Il futuro della ricarica elettrica non potrà prescindere da algoritmi predittivi e sistemi digitali capaci di ottimizzare i flussi energetici. Il Politecnico Federale di Zurigo ha pubblicato nel 2025 un rapporto che stima come reti intelligenti e IA possano ridurre del 20 per cento i picchi di domanda, con effetti immediati sul costo dell’elettricità e sulla stabilità della rete.

“L’integrazione tra intelligenza artificiale e mobilità elettrica è inevitabile”,

spiega Gabriela Hug, docente di sistemi energetici all’ETH.

“Ma il successo dipenderà dalla fiducia degli utenti e dalla chiarezza delle regole di gestione”.
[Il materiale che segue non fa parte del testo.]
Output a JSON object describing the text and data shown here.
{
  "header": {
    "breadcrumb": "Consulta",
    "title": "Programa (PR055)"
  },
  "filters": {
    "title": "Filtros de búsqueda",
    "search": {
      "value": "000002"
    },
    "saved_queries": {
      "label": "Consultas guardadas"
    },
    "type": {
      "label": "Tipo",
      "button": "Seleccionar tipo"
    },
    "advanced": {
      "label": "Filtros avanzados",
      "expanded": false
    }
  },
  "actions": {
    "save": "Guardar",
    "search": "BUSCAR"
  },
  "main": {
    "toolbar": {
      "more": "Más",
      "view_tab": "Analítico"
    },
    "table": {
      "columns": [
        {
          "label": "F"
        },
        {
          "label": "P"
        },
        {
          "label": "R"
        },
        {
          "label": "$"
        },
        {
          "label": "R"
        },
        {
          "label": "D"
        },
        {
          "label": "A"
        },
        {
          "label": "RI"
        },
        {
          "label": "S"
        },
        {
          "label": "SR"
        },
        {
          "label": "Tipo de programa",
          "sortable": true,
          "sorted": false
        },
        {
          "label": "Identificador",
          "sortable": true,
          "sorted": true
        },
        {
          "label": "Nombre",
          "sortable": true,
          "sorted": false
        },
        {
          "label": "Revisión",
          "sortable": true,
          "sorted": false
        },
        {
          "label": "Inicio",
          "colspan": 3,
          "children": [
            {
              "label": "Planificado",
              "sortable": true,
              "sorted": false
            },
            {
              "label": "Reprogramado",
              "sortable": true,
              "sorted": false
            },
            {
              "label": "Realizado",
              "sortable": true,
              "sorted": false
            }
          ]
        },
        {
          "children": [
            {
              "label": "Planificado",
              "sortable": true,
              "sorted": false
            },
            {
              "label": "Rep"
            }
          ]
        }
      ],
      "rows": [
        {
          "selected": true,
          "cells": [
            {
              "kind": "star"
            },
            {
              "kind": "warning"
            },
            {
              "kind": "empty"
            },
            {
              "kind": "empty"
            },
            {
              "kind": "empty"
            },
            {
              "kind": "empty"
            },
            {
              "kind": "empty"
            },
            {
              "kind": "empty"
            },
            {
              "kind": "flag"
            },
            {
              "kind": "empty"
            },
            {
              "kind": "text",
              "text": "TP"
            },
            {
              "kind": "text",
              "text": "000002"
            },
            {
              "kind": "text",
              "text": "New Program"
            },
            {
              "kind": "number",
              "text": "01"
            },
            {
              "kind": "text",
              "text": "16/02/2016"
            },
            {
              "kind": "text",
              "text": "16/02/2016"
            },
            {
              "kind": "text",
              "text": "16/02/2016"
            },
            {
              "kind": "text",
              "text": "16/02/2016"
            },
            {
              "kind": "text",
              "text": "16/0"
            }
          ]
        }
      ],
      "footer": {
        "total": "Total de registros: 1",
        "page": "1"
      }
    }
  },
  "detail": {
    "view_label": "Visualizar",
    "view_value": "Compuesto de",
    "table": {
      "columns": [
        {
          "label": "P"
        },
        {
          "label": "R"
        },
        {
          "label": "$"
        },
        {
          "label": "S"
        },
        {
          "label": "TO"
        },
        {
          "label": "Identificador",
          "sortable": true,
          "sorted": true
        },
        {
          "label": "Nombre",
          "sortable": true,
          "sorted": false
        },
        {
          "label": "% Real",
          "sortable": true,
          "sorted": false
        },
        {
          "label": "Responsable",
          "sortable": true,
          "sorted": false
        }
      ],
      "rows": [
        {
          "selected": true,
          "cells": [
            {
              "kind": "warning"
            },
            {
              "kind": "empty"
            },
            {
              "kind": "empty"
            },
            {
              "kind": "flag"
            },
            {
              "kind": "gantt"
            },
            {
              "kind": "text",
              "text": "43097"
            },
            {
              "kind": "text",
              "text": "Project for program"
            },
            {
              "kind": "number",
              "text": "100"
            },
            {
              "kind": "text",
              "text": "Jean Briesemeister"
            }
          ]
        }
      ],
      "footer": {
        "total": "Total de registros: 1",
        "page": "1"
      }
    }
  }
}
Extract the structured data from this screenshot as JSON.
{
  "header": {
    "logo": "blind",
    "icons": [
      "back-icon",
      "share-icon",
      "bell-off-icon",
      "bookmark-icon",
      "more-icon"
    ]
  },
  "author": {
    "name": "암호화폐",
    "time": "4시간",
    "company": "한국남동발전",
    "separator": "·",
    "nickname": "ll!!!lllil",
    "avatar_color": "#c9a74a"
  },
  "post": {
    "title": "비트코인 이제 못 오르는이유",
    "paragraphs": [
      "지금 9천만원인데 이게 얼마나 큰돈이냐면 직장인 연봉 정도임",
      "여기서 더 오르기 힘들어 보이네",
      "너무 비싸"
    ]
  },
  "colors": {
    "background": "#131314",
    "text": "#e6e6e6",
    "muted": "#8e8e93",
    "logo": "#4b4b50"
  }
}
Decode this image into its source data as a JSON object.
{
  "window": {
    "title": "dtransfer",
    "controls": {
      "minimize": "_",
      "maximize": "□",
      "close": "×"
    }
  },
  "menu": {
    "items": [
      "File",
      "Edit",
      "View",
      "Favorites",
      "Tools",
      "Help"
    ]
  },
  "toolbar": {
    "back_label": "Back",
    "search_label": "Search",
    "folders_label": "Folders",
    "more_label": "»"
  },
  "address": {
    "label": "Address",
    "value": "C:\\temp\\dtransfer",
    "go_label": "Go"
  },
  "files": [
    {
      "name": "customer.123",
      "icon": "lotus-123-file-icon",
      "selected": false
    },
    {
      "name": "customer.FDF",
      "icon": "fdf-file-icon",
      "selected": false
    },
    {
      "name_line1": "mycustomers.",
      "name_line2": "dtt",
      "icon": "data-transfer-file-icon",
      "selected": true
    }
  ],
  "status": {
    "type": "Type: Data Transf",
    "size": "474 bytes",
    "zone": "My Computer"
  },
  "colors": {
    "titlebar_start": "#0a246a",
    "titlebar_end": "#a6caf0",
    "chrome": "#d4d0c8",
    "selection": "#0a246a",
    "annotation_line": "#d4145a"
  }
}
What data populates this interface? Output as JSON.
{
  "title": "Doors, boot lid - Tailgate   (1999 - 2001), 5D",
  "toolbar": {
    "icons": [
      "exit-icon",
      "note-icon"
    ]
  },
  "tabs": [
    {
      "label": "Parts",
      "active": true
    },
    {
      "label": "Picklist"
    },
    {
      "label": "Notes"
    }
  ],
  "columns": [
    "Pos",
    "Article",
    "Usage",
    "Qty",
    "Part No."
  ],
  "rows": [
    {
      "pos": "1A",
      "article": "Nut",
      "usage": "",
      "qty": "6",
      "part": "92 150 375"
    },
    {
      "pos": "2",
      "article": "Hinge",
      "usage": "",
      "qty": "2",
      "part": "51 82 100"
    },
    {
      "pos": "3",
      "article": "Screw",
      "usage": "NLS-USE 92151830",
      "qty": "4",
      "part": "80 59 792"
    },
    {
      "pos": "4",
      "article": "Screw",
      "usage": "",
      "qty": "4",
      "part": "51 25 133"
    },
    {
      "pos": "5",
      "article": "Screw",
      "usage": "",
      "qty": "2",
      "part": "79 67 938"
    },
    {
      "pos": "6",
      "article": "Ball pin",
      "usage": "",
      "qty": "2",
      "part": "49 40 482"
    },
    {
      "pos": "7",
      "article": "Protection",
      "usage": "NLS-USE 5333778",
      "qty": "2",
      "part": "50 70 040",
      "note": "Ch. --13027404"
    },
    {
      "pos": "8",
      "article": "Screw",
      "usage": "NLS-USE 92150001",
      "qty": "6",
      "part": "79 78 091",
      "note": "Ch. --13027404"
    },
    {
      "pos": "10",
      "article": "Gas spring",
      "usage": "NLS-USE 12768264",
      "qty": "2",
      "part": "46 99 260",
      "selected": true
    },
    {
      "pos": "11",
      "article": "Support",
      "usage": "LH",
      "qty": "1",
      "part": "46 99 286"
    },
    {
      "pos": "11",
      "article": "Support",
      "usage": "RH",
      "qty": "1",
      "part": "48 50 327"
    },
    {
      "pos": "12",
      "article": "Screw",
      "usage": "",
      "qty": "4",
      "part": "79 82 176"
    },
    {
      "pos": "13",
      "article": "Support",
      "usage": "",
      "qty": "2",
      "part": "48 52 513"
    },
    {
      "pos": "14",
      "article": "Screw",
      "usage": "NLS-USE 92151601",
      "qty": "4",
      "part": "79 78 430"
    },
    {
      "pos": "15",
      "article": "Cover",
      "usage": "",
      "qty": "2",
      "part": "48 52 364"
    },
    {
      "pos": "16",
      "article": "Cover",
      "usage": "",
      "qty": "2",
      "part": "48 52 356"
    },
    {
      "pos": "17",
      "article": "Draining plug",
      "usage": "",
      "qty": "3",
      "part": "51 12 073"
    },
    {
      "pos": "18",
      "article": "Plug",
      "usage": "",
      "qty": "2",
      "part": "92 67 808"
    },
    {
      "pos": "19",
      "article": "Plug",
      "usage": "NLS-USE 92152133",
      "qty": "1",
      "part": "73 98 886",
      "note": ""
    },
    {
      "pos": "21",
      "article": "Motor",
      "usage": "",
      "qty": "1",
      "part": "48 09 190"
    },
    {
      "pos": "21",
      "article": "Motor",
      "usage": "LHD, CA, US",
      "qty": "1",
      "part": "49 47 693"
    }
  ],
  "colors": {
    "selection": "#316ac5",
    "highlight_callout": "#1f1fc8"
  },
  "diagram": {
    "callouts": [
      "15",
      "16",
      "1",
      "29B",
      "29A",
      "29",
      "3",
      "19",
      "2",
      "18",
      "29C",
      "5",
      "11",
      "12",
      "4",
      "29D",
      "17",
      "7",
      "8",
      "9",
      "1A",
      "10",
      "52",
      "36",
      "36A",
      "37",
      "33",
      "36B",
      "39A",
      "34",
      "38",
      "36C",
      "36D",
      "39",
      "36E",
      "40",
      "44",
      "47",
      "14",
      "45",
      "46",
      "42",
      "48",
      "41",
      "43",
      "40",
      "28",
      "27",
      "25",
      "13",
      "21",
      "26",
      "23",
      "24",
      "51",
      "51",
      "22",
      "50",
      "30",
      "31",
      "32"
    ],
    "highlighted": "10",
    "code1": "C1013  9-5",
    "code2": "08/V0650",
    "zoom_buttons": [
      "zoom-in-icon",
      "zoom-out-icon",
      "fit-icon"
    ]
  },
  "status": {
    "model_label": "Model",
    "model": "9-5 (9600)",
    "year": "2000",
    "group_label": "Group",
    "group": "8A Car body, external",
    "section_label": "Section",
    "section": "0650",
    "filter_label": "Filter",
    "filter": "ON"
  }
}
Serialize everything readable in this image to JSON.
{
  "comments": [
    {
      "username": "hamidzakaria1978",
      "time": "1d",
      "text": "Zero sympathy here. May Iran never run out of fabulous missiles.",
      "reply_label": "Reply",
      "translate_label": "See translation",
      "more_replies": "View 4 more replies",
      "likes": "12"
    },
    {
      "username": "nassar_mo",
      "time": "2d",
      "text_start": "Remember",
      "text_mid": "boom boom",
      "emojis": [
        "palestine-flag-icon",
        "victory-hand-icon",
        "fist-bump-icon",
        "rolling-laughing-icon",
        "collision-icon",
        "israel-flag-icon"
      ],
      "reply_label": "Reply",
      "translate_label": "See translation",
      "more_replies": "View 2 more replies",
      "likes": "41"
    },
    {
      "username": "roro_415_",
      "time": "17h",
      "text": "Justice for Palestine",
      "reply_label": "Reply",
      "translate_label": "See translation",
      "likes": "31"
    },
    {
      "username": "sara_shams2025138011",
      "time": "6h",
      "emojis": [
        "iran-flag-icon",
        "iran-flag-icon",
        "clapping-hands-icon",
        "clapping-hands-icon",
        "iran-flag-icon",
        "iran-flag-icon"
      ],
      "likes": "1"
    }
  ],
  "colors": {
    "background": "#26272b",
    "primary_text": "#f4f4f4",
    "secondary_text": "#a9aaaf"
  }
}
Progetti simili si stanno moltiplicando: la Germania, con la rete di colonnine EnBW, sta testando modelli di ricarica che combinano previsioni meteorologiche e disponibilità rinnovabile. La Svizzera, grazie alla sua tradizione di cooperazione energetica e di innovazione, potrebbe posizionarsi come ponte tra l’Europa centrale e il Nord, dove l’eolico è dominante.

Soluzioni di car sharing elettrico e ricarica intelligente in ambito urbano mostrano come digitalizzazione e cooperazione possano trasformare il trasporto in chiave sostenibile
Una ragazza che apre dall’interno la portiera di un’auto rossa Mobility racconta l’esperienza di un servizio semplice e inclusivo: la condivisione dell’auto diventa un’alternativa concreta alla proprietà privata, alleggerendo i bilanci familiari e diminuendo la pressione sul sistema energetico nazionale
(Foto: Mobility Società Cooperativa)

Dalla proprietà privata alla mobilità condivisa ed ecologica

La mobilità del futuro non sarà definita dal possesso di un veicolo, ma dalla capacità collettiva di integrare condivisione, digitalizzazione e intelligenza energetica. Il modello svizzero dimostra che i benefici ambientali sono concreti, ma richiedono scelte politiche coraggiose, incentivi mirati e fiducia sociale nelle nuove tecnologie.

Se l’Europa saprà ridurre drasticamente il numero di auto private entro il 2050, promuovendo car sharing elettrico e ricarica intelligente, il settore dei trasporti potrà finalmente contribuire in modo sostanziale agli obiettivi climatici. Non si tratta di guidare auto più pulite, ma di guidare meno, insieme e meglio.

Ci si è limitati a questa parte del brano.